By Elizabeth Kamurungi
Ugandans who have received the first dose of the Covid-19 vaccine will have to wait a little longer for the second dose, following the health ministry’s decision to use all available doses for the first dose.
Initially, the ministry’s plan was to vaccinate 482,000 people using the first batch of the 964,000 vaccines so far received. An individual is supposed to get two doses of AstraZeneca within 8-12 weeks apart.
Dr Alfred Driwale, the assistant commissioner for immunisation says the country awaits another consignment in May which will be used to administer the second phase.
Meanwhile, according to the BBC, the European Commission president says vaccine producer AstraZeneca must “catch up” on its promised deliveries to the EU before exporting doses elsewhere.
Ursula von der Leyen says the company… has to honour the contract it has with member states.

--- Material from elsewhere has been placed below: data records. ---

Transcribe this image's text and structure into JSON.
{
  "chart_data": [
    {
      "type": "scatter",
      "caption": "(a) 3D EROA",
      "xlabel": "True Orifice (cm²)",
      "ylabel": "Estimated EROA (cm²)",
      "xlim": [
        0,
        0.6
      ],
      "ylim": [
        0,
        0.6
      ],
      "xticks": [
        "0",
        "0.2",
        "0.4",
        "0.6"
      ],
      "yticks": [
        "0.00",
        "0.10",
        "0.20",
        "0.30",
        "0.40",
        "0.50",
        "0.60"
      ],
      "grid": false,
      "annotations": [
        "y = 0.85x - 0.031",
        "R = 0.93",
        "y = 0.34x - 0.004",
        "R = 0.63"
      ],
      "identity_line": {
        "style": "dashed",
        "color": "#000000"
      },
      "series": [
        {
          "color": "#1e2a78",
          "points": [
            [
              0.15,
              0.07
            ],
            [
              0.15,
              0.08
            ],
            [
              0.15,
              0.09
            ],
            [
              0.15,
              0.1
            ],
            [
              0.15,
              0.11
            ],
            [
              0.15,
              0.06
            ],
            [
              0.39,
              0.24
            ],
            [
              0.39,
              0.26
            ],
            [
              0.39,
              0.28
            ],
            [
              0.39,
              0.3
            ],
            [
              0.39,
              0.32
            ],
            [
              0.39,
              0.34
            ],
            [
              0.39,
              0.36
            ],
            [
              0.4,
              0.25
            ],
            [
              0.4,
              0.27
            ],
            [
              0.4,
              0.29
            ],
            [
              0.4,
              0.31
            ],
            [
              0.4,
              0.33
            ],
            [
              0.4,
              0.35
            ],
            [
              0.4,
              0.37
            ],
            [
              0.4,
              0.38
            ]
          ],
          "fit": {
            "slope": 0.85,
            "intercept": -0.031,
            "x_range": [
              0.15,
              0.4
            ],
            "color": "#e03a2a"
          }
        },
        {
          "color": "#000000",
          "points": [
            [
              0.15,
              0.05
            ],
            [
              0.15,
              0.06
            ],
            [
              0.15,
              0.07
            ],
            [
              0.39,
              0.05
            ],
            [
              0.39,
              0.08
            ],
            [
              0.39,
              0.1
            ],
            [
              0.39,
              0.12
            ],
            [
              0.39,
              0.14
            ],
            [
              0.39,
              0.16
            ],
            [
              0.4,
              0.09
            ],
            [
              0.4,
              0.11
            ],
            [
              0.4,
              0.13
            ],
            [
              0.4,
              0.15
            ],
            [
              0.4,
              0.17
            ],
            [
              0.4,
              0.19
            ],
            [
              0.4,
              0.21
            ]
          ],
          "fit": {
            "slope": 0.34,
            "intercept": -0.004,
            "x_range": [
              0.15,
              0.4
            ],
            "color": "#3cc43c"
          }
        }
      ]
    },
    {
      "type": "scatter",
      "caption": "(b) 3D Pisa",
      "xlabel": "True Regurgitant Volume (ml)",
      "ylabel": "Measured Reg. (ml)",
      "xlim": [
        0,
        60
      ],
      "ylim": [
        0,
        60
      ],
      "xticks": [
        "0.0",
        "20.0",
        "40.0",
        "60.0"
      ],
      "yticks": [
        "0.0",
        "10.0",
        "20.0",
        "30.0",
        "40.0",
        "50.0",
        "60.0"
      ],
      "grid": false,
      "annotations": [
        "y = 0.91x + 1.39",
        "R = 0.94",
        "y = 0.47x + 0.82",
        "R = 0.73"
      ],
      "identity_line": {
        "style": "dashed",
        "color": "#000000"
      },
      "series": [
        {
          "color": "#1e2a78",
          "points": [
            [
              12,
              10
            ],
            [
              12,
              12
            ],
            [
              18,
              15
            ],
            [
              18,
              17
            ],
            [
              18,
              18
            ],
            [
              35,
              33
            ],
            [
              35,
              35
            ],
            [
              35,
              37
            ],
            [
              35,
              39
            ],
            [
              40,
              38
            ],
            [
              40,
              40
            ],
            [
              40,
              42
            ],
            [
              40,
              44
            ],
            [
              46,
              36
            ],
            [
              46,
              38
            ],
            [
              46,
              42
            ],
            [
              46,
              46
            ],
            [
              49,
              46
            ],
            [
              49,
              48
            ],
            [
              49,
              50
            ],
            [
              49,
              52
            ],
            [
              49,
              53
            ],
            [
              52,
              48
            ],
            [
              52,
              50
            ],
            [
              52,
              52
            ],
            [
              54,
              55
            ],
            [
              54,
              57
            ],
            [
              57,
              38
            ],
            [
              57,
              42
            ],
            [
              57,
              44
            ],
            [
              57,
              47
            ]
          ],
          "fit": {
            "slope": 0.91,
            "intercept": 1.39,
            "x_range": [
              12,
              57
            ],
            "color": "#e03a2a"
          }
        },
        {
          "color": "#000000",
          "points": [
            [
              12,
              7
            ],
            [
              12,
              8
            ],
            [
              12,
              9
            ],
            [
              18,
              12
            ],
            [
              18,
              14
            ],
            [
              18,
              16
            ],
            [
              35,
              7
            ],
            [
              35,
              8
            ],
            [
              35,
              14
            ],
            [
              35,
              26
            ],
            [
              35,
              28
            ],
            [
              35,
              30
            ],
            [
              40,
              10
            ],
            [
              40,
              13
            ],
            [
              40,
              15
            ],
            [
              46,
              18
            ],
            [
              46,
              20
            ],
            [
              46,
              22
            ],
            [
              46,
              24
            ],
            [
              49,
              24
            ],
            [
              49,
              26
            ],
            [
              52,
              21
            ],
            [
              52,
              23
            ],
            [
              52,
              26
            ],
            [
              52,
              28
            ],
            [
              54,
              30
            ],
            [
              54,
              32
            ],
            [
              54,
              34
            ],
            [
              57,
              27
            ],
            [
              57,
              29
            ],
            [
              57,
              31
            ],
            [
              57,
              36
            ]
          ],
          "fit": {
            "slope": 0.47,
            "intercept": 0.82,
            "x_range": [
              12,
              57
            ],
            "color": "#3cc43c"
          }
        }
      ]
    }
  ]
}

She spoke after EU leaders held a summit to discuss vaccine supplies.
This also comes just a day after India temporarily suspended vaccine exports as the government gives priority to an expansion of its domestic immunization campaign, a move that threatens to disrupt the distribution of doses to the developing world.
India’s biggest vaccine maker, the Serum Institute of India, has been supplying millions of doses of AstraZeneca PLC’s vaccine to countries around the world including Uganda, as well as Covax, the United Nations-backed effort to provide vaccines to poor countries.